The offer price is 11% higher than SMI’s closing price of 40.5 sen on Monday. SMI’s shares surged 12% to 45.5 sen on Tuesday before trading was suspended.

The offer follows an agreement signed by Francis Leong, through his private company Target 1 Sdn Bhd, with Techbase’s Honsin Apparel Sdn Bhd and HiQ Media (Malaysia) Sdn Bhd. This agreement formalizes their collaboration to jointly exercise voting rights and gain control over the management of SMI and its subsidiaries.

Leong, who also serves as the executive director of property developer Hong Seng Consolidated Bhd (KL), has been steadily acquiring significant amounts of SMI shares since May 2024 through Target 1 via open market purchases and direct business transactions.

Leong has since become the largest shareholder in SMI, holding a 30.67% stake. Honsin has been a shareholder since September 2022 with a 16.86% stake, while HiQ acquired a 2.52% stake in February 2023.

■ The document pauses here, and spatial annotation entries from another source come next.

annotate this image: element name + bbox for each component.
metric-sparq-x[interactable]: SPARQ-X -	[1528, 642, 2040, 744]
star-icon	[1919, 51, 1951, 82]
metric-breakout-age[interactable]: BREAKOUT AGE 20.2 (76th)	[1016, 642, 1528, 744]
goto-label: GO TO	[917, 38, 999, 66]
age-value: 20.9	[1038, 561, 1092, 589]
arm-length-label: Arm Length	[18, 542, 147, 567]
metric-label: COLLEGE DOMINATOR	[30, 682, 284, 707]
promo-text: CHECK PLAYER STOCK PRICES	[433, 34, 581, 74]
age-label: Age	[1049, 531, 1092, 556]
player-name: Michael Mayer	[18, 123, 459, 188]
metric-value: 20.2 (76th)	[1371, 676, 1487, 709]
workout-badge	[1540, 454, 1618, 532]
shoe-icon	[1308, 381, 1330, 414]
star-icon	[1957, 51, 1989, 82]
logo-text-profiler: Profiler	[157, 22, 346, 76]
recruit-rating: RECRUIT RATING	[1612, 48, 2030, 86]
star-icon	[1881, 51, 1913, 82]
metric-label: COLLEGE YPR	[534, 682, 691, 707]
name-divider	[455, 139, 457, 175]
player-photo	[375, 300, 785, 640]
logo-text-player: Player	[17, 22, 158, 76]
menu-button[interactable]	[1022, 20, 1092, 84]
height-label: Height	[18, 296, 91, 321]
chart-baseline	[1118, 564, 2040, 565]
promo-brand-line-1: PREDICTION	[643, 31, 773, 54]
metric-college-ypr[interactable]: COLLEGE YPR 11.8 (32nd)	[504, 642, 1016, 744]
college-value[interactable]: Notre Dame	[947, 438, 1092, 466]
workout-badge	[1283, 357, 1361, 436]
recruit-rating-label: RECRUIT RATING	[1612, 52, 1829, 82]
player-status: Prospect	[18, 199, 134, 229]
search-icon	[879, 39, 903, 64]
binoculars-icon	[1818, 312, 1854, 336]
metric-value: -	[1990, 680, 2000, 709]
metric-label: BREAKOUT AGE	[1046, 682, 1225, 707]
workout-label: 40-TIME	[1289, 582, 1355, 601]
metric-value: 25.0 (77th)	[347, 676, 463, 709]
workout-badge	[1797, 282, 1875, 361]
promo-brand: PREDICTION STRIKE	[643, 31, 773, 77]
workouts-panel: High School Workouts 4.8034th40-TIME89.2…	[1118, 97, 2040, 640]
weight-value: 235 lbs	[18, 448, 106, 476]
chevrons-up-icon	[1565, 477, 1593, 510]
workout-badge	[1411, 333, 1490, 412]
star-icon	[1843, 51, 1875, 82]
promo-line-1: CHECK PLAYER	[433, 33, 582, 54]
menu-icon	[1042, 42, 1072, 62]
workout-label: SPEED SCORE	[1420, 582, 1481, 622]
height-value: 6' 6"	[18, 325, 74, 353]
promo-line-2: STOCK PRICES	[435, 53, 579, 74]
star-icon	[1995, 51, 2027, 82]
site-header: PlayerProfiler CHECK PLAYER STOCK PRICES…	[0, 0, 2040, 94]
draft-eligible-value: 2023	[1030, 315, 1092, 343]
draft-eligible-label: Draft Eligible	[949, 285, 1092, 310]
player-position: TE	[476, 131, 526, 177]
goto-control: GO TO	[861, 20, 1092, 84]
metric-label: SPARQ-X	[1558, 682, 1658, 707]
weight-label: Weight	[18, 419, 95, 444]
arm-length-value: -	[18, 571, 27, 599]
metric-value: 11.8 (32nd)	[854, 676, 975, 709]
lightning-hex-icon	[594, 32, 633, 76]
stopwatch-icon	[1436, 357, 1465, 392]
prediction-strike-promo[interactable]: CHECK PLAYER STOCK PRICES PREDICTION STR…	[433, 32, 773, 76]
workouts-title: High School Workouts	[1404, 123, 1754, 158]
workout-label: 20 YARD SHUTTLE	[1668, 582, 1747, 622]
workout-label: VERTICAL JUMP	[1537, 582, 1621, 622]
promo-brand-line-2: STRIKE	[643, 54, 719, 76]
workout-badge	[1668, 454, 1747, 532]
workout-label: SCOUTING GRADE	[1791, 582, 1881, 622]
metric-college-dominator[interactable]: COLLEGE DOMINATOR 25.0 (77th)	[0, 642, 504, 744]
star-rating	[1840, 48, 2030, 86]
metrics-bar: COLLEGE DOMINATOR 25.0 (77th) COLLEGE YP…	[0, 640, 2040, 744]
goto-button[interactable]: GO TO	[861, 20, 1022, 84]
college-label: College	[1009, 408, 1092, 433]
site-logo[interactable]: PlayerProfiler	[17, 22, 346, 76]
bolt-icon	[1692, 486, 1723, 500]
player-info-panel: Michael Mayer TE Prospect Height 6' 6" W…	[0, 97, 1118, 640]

Collectively, they now hold 50.5% of SMI, which has triggered a mandatory takeover offer under Malaysian takeover regulations and capital market laws.

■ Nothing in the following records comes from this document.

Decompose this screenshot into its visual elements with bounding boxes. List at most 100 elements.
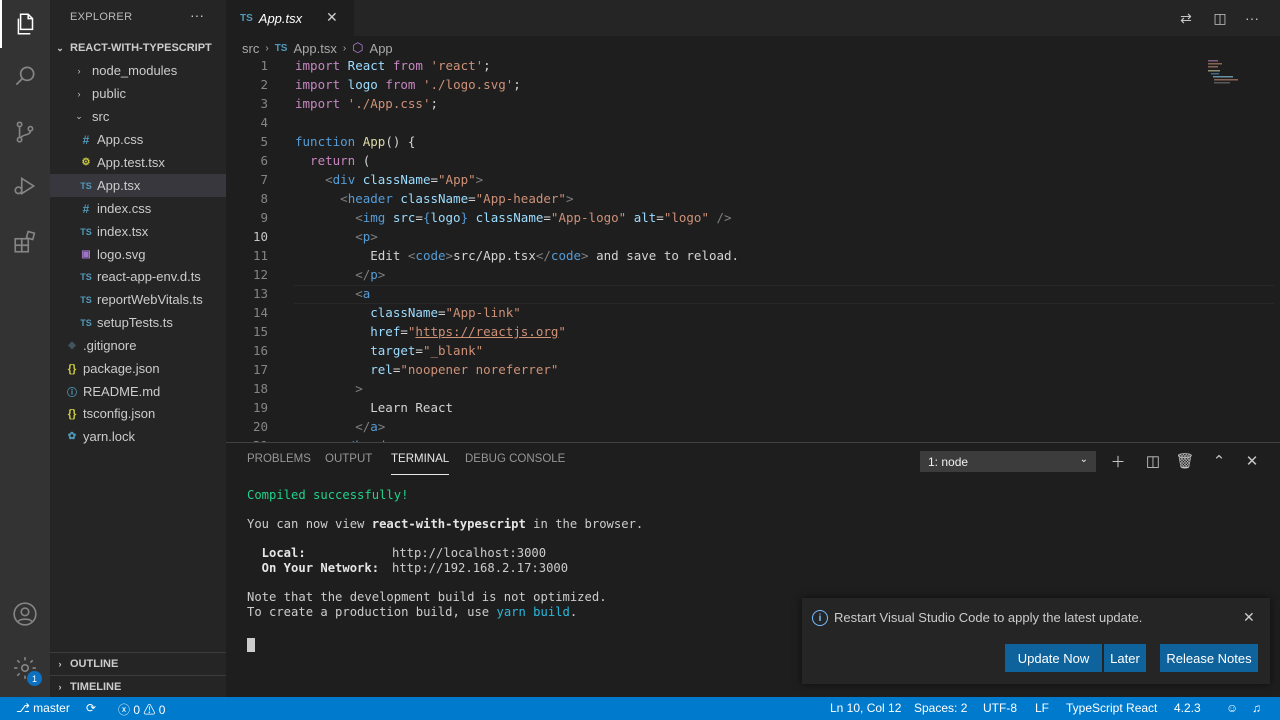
notifications-bell-icon[interactable]: ♫ — [1252, 701, 1261, 715]
line-ending[interactable]: LF — [1035, 701, 1049, 715]
network-url[interactable]: http://192.168.2.17:3000 — [392, 561, 568, 575]
account-icon[interactable] — [0, 590, 50, 638]
code-line[interactable]: 19 Learn React — [226, 400, 1226, 419]
chevron-down-icon: ⌄ — [56, 42, 64, 53]
feedback-icon[interactable]: ☺ — [1226, 701, 1238, 715]
breadcrumb-file[interactable]: App.tsx — [293, 41, 336, 56]
split-terminal-icon[interactable]: ◫ — [1143, 451, 1163, 471]
tree-item[interactable]: › public — [50, 82, 226, 105]
tree-item[interactable]: TS react-app-env.d.ts — [50, 265, 226, 288]
code-line[interactable]: 10 <p> — [226, 229, 1226, 248]
compiled-message: Compiled successfully! — [247, 488, 409, 502]
chevron-down-icon: ⌄ — [75, 111, 83, 121]
timeline-section[interactable]: › TIMELINE — [50, 675, 226, 697]
maximize-panel-icon[interactable]: ⌃ — [1209, 451, 1229, 471]
more-actions-icon[interactable]: ··· — [190, 7, 204, 23]
tree-item[interactable]: TS reportWebVitals.ts — [50, 288, 226, 311]
code-line[interactable]: 7 <div className="App"> — [226, 172, 1226, 191]
tree-item[interactable]: › node_modules — [50, 59, 226, 82]
tree-item[interactable]: ⌄ src — [50, 105, 226, 128]
chevron-right-icon: › — [342, 42, 347, 54]
code-line[interactable]: 18 > — [226, 381, 1226, 400]
outline-section[interactable]: › OUTLINE — [50, 652, 226, 674]
terminal-select-value: 1: node — [928, 454, 969, 469]
search-icon[interactable] — [0, 52, 50, 100]
open-changes-icon[interactable]: ⇄ — [1176, 8, 1196, 28]
code-line[interactable]: 6 return ( — [226, 153, 1226, 172]
terminal-select[interactable]: 1: node ⌄ — [920, 451, 1096, 472]
kill-terminal-icon[interactable]: 🗑 — [1175, 451, 1195, 471]
indentation[interactable]: Spaces: 2 — [914, 701, 967, 715]
terminal-line: Compiled successfully! — [247, 488, 408, 502]
code-line[interactable]: 15 href="https://reactjs.org" — [226, 324, 1226, 343]
project-root-header[interactable]: ⌄ REACT-WITH-TYPESCRIPT — [50, 37, 226, 59]
branch-indicator[interactable]: ⎇ master — [16, 701, 70, 715]
tab-app-tsx[interactable]: TS App.tsx ✕ — [226, 0, 354, 36]
tree-item[interactable]: ⚙ App.test.tsx — [50, 151, 226, 174]
release-notes-button[interactable]: Release Notes — [1160, 644, 1258, 672]
tree-item[interactable]: ✿ yarn.lock — [50, 425, 226, 448]
tree-item[interactable]: # index.css — [50, 197, 226, 220]
tree-item[interactable]: ⓘ README.md — [50, 380, 226, 403]
local-url[interactable]: http://localhost:3000 — [392, 546, 546, 560]
source-control-icon[interactable] — [0, 108, 50, 156]
settings-gear-icon[interactable]: 1 — [0, 644, 50, 692]
tree-item[interactable]: TS index.tsx — [50, 220, 226, 243]
code-line[interactable]: 14 className="App-link" — [226, 305, 1226, 324]
code-line[interactable]: 16 target="_blank" — [226, 343, 1226, 362]
new-terminal-icon[interactable]: ＋ — [1108, 451, 1128, 471]
code-line[interactable]: 2 import logo from './logo.svg'; — [226, 77, 1226, 96]
breadcrumb-symbol[interactable]: App — [370, 41, 393, 56]
more-actions-icon[interactable]: ··· — [1242, 8, 1262, 28]
code-line[interactable]: 11 Edit <code>src/App.tsx</code> and sav… — [226, 248, 1226, 267]
view-text-post: in the browser. — [525, 517, 644, 531]
error-icon: ⓧ — [118, 703, 134, 717]
yarn-file-icon: ✿ — [67, 431, 77, 442]
tab-terminal[interactable]: TERMINAL — [391, 453, 450, 475]
close-panel-icon[interactable]: ✕ — [1242, 451, 1262, 471]
code-line[interactable]: 9 <img src={logo} className="App-logo" a… — [226, 210, 1226, 229]
code-line[interactable]: 12 </p> — [226, 267, 1226, 286]
language-mode[interactable]: TypeScript React — [1066, 701, 1157, 715]
code-line[interactable]: 20 </a> — [226, 419, 1226, 438]
code-line[interactable]: 17 rel="noopener noreferrer" — [226, 362, 1226, 381]
code-line[interactable]: 4 — [226, 115, 1226, 134]
tree-item[interactable]: TS App.tsx — [50, 174, 226, 197]
cursor-position[interactable]: Ln 10, Col 12 — [830, 701, 901, 715]
tree-item[interactable]: {} package.json — [50, 357, 226, 380]
close-notification-icon[interactable]: ✕ — [1243, 609, 1255, 626]
tree-item[interactable]: {} tsconfig.json — [50, 402, 226, 425]
close-tab-icon[interactable]: ✕ — [326, 9, 338, 26]
ts-file-icon: TS — [274, 42, 288, 54]
tree-item[interactable]: ▣ logo.svg — [50, 243, 226, 266]
tree-item-label: tsconfig.json — [83, 406, 156, 421]
run-debug-icon[interactable] — [0, 162, 50, 210]
warning-icon: ⚠ — [140, 703, 159, 717]
code-line[interactable]: 8 <header className="App-header"> — [226, 191, 1226, 210]
explorer-icon[interactable] — [0, 0, 50, 48]
tree-item[interactable]: ◆ .gitignore — [50, 334, 226, 357]
breadcrumb-folder[interactable]: src — [242, 41, 259, 56]
encoding[interactable]: UTF-8 — [983, 701, 1017, 715]
code-line[interactable]: 5 function App() { — [226, 134, 1226, 153]
code-line[interactable]: 1 import React from 'react'; — [226, 58, 1226, 77]
tab-problems[interactable]: PROBLEMS — [247, 453, 311, 475]
problems-indicator[interactable]: ⓧ 0 ⚠ 0 — [118, 701, 165, 718]
tree-item-label: yarn.lock — [83, 429, 136, 444]
tab-output[interactable]: OUTPUT — [325, 453, 372, 475]
ts-version[interactable]: 4.2.3 — [1174, 701, 1201, 715]
update-notification: i Restart Visual Studio Code to apply th… — [802, 598, 1270, 684]
extensions-icon[interactable] — [0, 218, 50, 266]
code-editor[interactable]: 1 import React from 'react'; 2 import logo… — [226, 58, 1280, 442]
code-line[interactable]: 13 <a — [226, 286, 1226, 305]
update-now-button[interactable]: Update Now — [1005, 644, 1102, 672]
tab-debug-console[interactable]: DEBUG CONSOLE — [465, 453, 565, 475]
minimap[interactable] — [1208, 60, 1238, 84]
code-line[interactable]: 3 import './App.css'; — [226, 96, 1226, 115]
sync-icon[interactable]: ⟳ — [86, 701, 96, 715]
terminal-cursor — [247, 638, 255, 652]
split-editor-icon[interactable]: ◫ — [1210, 8, 1230, 28]
tree-item[interactable]: TS setupTests.ts — [50, 311, 226, 334]
later-button[interactable]: Later — [1104, 644, 1146, 672]
tree-item[interactable]: # App.css — [50, 128, 226, 151]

Despite this, the offerors, led by Leong, plan to retain SMI’s listing on the Main Market of Bursa Malaysia.

In a separate statement, Techbase noted that Honsin and HiQ are eager to collaborate with Target 1 to “achieve their common goal by improving SMI’s operational efficiency” and increasing shareholder value.

“Both parties will fully cooperate, providing necessary assistance and sharing relevant information for the mandatory general offer,” Techbase stated. Additionally, they plan to jointly nominate one representative director for SMI.

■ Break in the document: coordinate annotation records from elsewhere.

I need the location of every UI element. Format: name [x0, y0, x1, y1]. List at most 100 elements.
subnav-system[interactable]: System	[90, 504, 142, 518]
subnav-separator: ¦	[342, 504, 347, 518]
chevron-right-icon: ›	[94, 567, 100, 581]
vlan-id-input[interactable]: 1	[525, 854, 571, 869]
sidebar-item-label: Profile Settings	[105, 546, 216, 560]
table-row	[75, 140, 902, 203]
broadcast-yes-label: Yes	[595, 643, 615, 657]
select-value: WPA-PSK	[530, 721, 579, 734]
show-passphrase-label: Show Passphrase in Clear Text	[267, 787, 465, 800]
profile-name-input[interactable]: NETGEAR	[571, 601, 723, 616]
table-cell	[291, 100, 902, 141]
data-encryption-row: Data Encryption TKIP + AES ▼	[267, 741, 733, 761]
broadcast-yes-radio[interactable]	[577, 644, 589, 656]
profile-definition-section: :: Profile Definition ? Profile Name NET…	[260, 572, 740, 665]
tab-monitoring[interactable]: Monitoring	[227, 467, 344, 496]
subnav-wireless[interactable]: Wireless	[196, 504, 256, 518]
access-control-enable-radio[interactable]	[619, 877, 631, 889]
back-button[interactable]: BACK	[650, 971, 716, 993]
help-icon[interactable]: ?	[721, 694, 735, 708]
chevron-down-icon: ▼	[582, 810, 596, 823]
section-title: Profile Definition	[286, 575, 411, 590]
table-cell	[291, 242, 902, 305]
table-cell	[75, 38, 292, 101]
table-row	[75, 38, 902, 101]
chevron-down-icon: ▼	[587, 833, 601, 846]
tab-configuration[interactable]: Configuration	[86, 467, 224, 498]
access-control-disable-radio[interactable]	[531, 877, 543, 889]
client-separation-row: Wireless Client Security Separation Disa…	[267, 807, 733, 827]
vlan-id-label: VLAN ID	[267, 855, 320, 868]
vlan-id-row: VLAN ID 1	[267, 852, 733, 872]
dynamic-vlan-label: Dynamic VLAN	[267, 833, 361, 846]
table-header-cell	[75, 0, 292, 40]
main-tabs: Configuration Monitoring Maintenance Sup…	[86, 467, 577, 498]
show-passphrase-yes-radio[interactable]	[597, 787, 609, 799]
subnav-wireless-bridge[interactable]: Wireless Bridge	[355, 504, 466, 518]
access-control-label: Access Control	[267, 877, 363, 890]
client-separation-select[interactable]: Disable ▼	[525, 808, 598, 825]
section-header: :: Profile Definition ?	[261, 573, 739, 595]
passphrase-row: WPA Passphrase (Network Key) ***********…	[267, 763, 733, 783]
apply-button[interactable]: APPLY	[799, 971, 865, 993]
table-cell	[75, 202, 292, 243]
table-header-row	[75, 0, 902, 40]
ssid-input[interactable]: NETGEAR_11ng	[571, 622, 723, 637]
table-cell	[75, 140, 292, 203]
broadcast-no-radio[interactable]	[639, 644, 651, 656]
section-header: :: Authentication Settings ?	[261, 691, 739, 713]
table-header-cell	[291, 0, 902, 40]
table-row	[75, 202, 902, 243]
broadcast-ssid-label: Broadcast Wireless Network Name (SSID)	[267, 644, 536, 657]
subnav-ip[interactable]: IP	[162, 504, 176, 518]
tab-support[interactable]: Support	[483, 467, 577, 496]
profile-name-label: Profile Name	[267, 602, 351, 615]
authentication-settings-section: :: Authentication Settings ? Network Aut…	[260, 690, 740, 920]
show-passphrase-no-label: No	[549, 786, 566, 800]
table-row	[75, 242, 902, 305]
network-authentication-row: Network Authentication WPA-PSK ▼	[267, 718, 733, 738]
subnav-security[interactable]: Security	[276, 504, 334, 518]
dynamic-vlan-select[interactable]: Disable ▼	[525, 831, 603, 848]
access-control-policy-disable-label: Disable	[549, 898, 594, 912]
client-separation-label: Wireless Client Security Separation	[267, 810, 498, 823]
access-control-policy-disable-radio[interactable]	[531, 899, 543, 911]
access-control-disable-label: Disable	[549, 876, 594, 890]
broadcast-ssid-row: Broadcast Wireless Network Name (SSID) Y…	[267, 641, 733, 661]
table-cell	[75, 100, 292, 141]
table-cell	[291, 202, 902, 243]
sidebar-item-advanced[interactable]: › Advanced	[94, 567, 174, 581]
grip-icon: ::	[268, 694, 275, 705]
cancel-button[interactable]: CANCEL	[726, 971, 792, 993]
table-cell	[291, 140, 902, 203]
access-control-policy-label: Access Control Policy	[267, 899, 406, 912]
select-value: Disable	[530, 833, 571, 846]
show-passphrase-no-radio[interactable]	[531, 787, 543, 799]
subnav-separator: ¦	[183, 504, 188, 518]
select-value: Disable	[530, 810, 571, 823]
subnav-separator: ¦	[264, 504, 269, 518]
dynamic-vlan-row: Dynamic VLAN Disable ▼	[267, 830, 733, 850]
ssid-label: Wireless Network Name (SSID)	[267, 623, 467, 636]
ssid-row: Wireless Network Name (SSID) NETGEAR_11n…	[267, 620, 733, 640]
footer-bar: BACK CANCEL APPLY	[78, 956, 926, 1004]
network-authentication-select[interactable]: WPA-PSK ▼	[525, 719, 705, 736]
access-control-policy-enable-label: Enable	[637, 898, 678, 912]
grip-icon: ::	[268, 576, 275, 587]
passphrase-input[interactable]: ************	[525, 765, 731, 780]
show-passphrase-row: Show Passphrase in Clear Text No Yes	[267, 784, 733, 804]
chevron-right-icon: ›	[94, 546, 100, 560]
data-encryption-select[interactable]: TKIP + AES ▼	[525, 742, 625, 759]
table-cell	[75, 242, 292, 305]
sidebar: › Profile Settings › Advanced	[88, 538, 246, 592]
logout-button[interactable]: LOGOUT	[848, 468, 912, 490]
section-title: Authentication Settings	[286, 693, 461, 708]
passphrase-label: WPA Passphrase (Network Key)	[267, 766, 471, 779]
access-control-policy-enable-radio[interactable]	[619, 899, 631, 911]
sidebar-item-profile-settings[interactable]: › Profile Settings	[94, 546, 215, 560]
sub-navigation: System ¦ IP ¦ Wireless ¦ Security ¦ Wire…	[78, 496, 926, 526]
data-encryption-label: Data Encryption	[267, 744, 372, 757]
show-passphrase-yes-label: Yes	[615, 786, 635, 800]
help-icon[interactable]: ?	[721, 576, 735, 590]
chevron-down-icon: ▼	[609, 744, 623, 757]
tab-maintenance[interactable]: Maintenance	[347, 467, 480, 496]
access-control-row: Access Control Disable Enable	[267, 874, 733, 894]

Honsin has previously attempted to gain control of SMI’s board. In March this year, Honsin sought to appoint Hong Zheng Hong and Tan Eng Gooi as directors during the company’s annual general meeting.

However, SMI blocked these resolutions, citing a rule that prohibits the appointment of any nominee from an offeror or persons acting in concert to the board, as well as the exercise of voting shares or rights, until an offer document has been dispatched.

Last year, Honsin tried to remove SMI’s board of directors through an extraordinary general meeting, but this effort was derailed as both parties became entangled in a series of legal disputes.

In March, SMI filed for a judicial review against the Securities Commission Malaysia, seeking to compel the regulator to address its complaint about an alleged violation of the Capital Markets and Services Act 2007 by Honsin, HiQ, and other associated parties.

In its March 23, 2023 complaint, SMI claimed that Honsin and the parties acting in concert with them had gained control of more than 33% of the company’s shares without making a mandatory takeover offer.

Additionally, last month, another significant SMI shareholder, Mah Sau Cheong, filed a lawsuit against Techbase, YB Ventures Bhd, and their subsidiaries, accusing them of manipulating SMI’s shares.

Mah also sued SMI, alleging that the company had engaged in share manipulation.